At least in the British population he studied, his analysis showed that the downsides outweigh the upsides. Whether those results will hold true for the twins in He’s experiment remains to be seen. Because this study used data on people of British ancestry, we can’t be too hasty to predict how the CCR5 ∆32 mutation might affect someone with a different genetic background, like the Chinese twins.

“Genetic background matters a lot,” explains Dana Carroll, Ph.D., a biochemist at the University of Utah who was not involved with this study. “∆32 and CCR5 is extremely rare in Chinese populations, so I think it’s harder to predict what the consequences might be in someone of a different genetic background. I think that’s something that people have kind of lost sight of, and that obviously Dr. He didn’t take into consideration at all.”

It remains unclear how the future will play out for Lulu and Nana with regard to CCR5, which, Carroll adds, underscores an important point. “I think that one has to be very careful about taking out an allele that’s prevalent in one population and moving into other populations where there’s been no adaptation to what the consequences of that allele might be,” he says.

In other words, we have no idea what it means not only to tweak the genome but to mix and match genes have persisted in totally different environmental circumstances.

“It certainly does add another perspective to CCR5 knockouts,” Carroll says.

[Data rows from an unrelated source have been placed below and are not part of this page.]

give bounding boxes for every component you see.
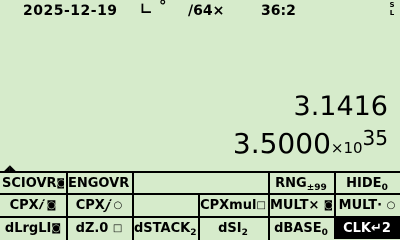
softkey-mult-dot[interactable]: MULT· ○ (336, 195, 398, 216)
softkey-blank-1[interactable] (134, 173, 196, 194)
menu-separator-2 (132, 173, 134, 240)
softkey-menu: SCIOVR◙ ENGOVR◘ RNG±99 HIDE0 CPX𝑖 ◙ CPX𝑗… (0, 171, 400, 240)
menu-separator-3 (198, 195, 200, 240)
x-exponent: 35 (362, 126, 388, 150)
angle-mode-icon: ∟ (140, 0, 153, 18)
status-bar: 2025-12-19 ∟ ° /64× 36:2 S L (0, 0, 400, 24)
x-mantissa: 3.5000 (232, 127, 331, 160)
softkey-sciovr[interactable]: SCIOVR◙ (2, 173, 64, 194)
cpx-j-indicator-icon: ○ (113, 200, 123, 211)
stack-register-x: 3.5000×1035 (8, 126, 388, 160)
menu-separator-5 (334, 173, 336, 218)
softkey-clk[interactable]: CLK↵2 (334, 218, 400, 239)
softkey-engovr[interactable]: ENGOVR◘ (68, 173, 130, 194)
status-date: 2025-12-19 (23, 3, 118, 19)
calculator-screen: 2025-12-19 ∟ ° /64× 36:2 S L 3.1416 3.50… (0, 0, 400, 240)
dlrgli-indicator-icon: ◙ (51, 223, 62, 234)
display-mode: 36:2 (261, 3, 296, 19)
softkey-cpx-j[interactable]: CPX𝑗 ○ (68, 195, 130, 216)
softkey-cpx-i[interactable]: CPX𝑖 ◙ (2, 195, 64, 216)
softkey-dbase[interactable]: dBASE0 (270, 218, 332, 239)
softkey-dz0[interactable]: dZ.0 □ (68, 218, 130, 239)
dz0-indicator-icon: □ (112, 223, 123, 234)
softkey-blank-2[interactable] (200, 173, 266, 194)
softkey-dsi[interactable]: dSI2 (200, 218, 266, 239)
menu-separator-1 (66, 173, 68, 240)
mult-dot-indicator-icon: ○ (386, 200, 396, 211)
softkey-mult-cross[interactable]: MULT× ◙ (270, 195, 332, 216)
softkey-dstack[interactable]: dSTACK2 (134, 218, 196, 239)
fraction-mode: /64× (188, 3, 225, 19)
flag-s: S (389, 1, 395, 9)
sciovr-indicator-icon: ◙ (56, 178, 64, 189)
status-flags: S L (388, 1, 396, 17)
stack-register-y: 3.1416 (293, 91, 388, 122)
degree-icon: ° (159, 0, 167, 15)
flag-l: L (389, 9, 395, 17)
softkey-rng[interactable]: RNG±99 (270, 173, 332, 194)
x-times-ten: ×1035 (330, 126, 388, 157)
engovr-indicator-icon: ◘ (129, 178, 130, 189)
softkey-blank-3[interactable] (134, 195, 196, 216)
softkey-cpxmul[interactable]: CPXmul□ (200, 195, 266, 216)
softkey-hide[interactable]: HIDE0 (336, 173, 398, 194)
mult-cross-indicator-icon: ◙ (323, 200, 332, 211)
cpx-i-indicator-icon: ◙ (46, 200, 57, 211)
cpxmul-indicator-icon: □ (256, 200, 266, 211)
softkey-dlrgli[interactable]: dLrgLI◙ (2, 218, 64, 239)
menu-separator-4 (268, 173, 270, 240)
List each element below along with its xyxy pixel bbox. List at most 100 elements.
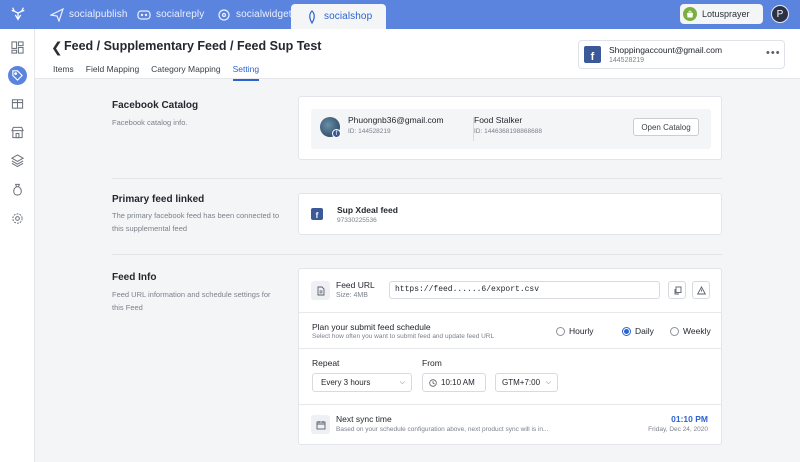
copy-button[interactable] [668,281,686,299]
radio-button[interactable] [622,326,631,336]
from-label: From [422,358,442,368]
radio-button[interactable] [556,326,565,336]
tab-label: socialwidget [236,9,292,20]
sidebar-item-dashboard[interactable] [8,38,27,57]
chevron-down-icon: ⌵ [399,379,405,386]
tab-socialwidget[interactable]: socialwidget [217,0,292,29]
schedule-title: Plan your submit feed schedule [312,322,431,332]
warning-icon [696,285,706,294]
open-catalog-button[interactable]: Open Catalog [633,118,699,136]
tab-field-mapping[interactable]: Field Mapping [86,64,139,81]
section-divider [112,254,722,255]
facebook-icon: f [311,208,323,220]
copy-icon [674,286,681,294]
feed-info-title: Feed Info [112,272,157,283]
account-card: f Shoppingaccount@gmail.com 144528219 ••… [578,40,785,69]
layers-icon [11,154,24,167]
from-time-field[interactable]: 10:10 AM [422,373,486,392]
sidebar-item-feeds[interactable] [8,66,27,85]
tab-socialshop[interactable]: socialshop [291,4,387,29]
primary-feed-name[interactable]: Sup Xdeal feed [337,205,398,215]
widget-icon [218,8,230,21]
row-divider [299,404,721,405]
sidebar-item-catalog[interactable] [8,151,27,170]
feed-info-description: Feed URL information and schedule settin… [112,290,271,312]
row-divider [299,348,721,349]
profile-id: ID: 144528219 [348,128,391,135]
sidebar [0,29,35,462]
sidebar-item-billing[interactable] [8,180,27,199]
page-title: Feed / Supplementary Feed / Feed Sup Tes… [64,39,322,53]
settings-icon [12,213,23,224]
radio-weekly[interactable]: Weekly [670,326,711,336]
radio-button[interactable] [670,326,679,336]
row-divider [299,312,721,313]
sub-tabs: Items Field Mapping Category Mapping Set… [53,64,271,81]
money-bag-icon [13,183,22,196]
dashboard-icon [11,41,24,54]
primary-feed-description: The primary facebook feed has been conne… [112,211,280,233]
deer-logo-icon[interactable] [9,5,27,23]
from-time: 10:10 AM [441,378,475,387]
file-icon [311,281,330,300]
facebook-icon: f [584,46,601,63]
catalog-info-box: f Phuongnb36@gmail.com ID: 144528219 Foo… [311,109,711,149]
next-sync-label: Next sync time [336,414,392,424]
tab-socialreply[interactable]: socialreply [137,0,204,29]
tab-label: socialreply [156,9,205,20]
tab-label: socialshop [324,11,373,22]
user-avatar[interactable]: P [771,5,789,23]
tab-category-mapping[interactable]: Category Mapping [151,64,220,81]
radio-hourly[interactable]: Hourly [556,326,594,336]
sidebar-item-store[interactable] [8,123,27,142]
primary-feed-id: 97330225536 [337,217,377,224]
facebook-catalog-card: f Phuongnb36@gmail.com ID: 144528219 Foo… [298,96,722,160]
primary-feed-title: Primary feed linked [112,194,205,205]
page-header: ❮ Feed / Supplementary Feed / Feed Sup T… [35,29,800,81]
radio-label: Weekly [683,326,711,336]
feed-info-card: Feed URL Size: 4MB https://feed......6/e… [298,268,722,445]
account-email: Shoppingaccount@gmail.com [609,45,723,55]
warning-button[interactable] [692,281,710,299]
profile-email: Phuongnb36@gmail.com [348,115,444,125]
feed-url-field[interactable]: https://feed......6/export.csv [389,281,660,299]
radio-label: Hourly [569,326,594,336]
feed-size: Size: 4MB [336,292,368,299]
repeat-value: Every 3 hours [321,378,371,387]
primary-feed-card: f Sup Xdeal feed 97330225536 [298,193,722,235]
section-divider [112,178,722,179]
shopify-bag-icon [683,7,697,21]
back-arrow-icon[interactable]: ❮ [51,39,63,56]
account-id: 144528219 [609,57,645,64]
more-options-icon[interactable]: ••• [766,47,781,59]
tab-socialpublish[interactable]: socialpublish [50,0,128,29]
next-sync-description: Based on your schedule configuration abo… [336,426,549,433]
clock-icon [429,378,437,387]
tab-label: socialpublish [69,9,128,20]
send-icon [50,7,64,22]
repeat-label: Repeat [312,358,340,368]
radio-label: Daily [635,326,654,336]
next-sync-time: 01:10 PM [671,414,708,424]
timezone-select[interactable]: GTM+7:00 ⌵ [495,373,558,392]
box-icon [11,99,24,109]
store-icon [11,126,24,139]
shop-switcher[interactable]: Lotusprayer [680,4,763,24]
timezone-value: GTM+7:00 [502,378,541,387]
repeat-select[interactable]: Every 3 hours ⌵ [312,373,412,392]
sidebar-item-settings[interactable] [8,209,27,228]
shop-icon [309,9,315,24]
next-sync-date: Friday, Dec 24, 2020 [648,426,708,433]
feed-url-label: Feed URL [336,280,375,290]
facebook-catalog-description: Facebook catalog info. [112,118,188,127]
sidebar-item-products[interactable] [8,94,27,113]
tag-icon [12,70,23,81]
radio-daily[interactable]: Daily [622,326,654,336]
shop-name: Lotusprayer [702,9,750,19]
facebook-catalog-title: Facebook Catalog [112,100,199,111]
catalog-id: ID: 1446368198868688 [474,128,542,135]
tab-setting[interactable]: Setting [232,64,260,81]
tab-items[interactable]: Items [53,64,74,81]
schedule-description: Select how often you want to submit feed… [312,333,495,340]
chat-icon [137,9,151,20]
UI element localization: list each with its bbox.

For that reason, and many others, Nielsen maintains hat there was no excuse for He’s work. “I think there’s no justification for doing these experiments in embryos that are implanted,” he says.

That’s not to say that there are no good reasons to figure out a safe way to edit the human genome. Those ideas are being considered right now. Carroll is a member of newly created Commission on Human Germline Editing, an expert commission convened by the United States National Academy of Sciences and the UK’s Royal Society that was created partially to address issues just like the questions that Nielsen’s study raises. Is there an ethical way to edit the human genome? And if there is, can we truly predict what that outcome might be?

The need to predict how one gene may cause ripple effects will be crucial, and that day is probably coming very soon.

Abstract:

We use the genotyping and death register information of 409,693 individuals of British ancestry to investigate fitness effects of the CCR5-∆32 mutation. We estimate a 21% increase in the all-cause mortality rate in individuals who are homozygous for the ∆32 allele. A deleterious effect of the ∆32/∆32 mutation is also independently supported by a significant deviation from the Hardy–Weinberg equilibrium (HWE) due to a deficiency of ∆32/∆32 individuals at the time of recruitment.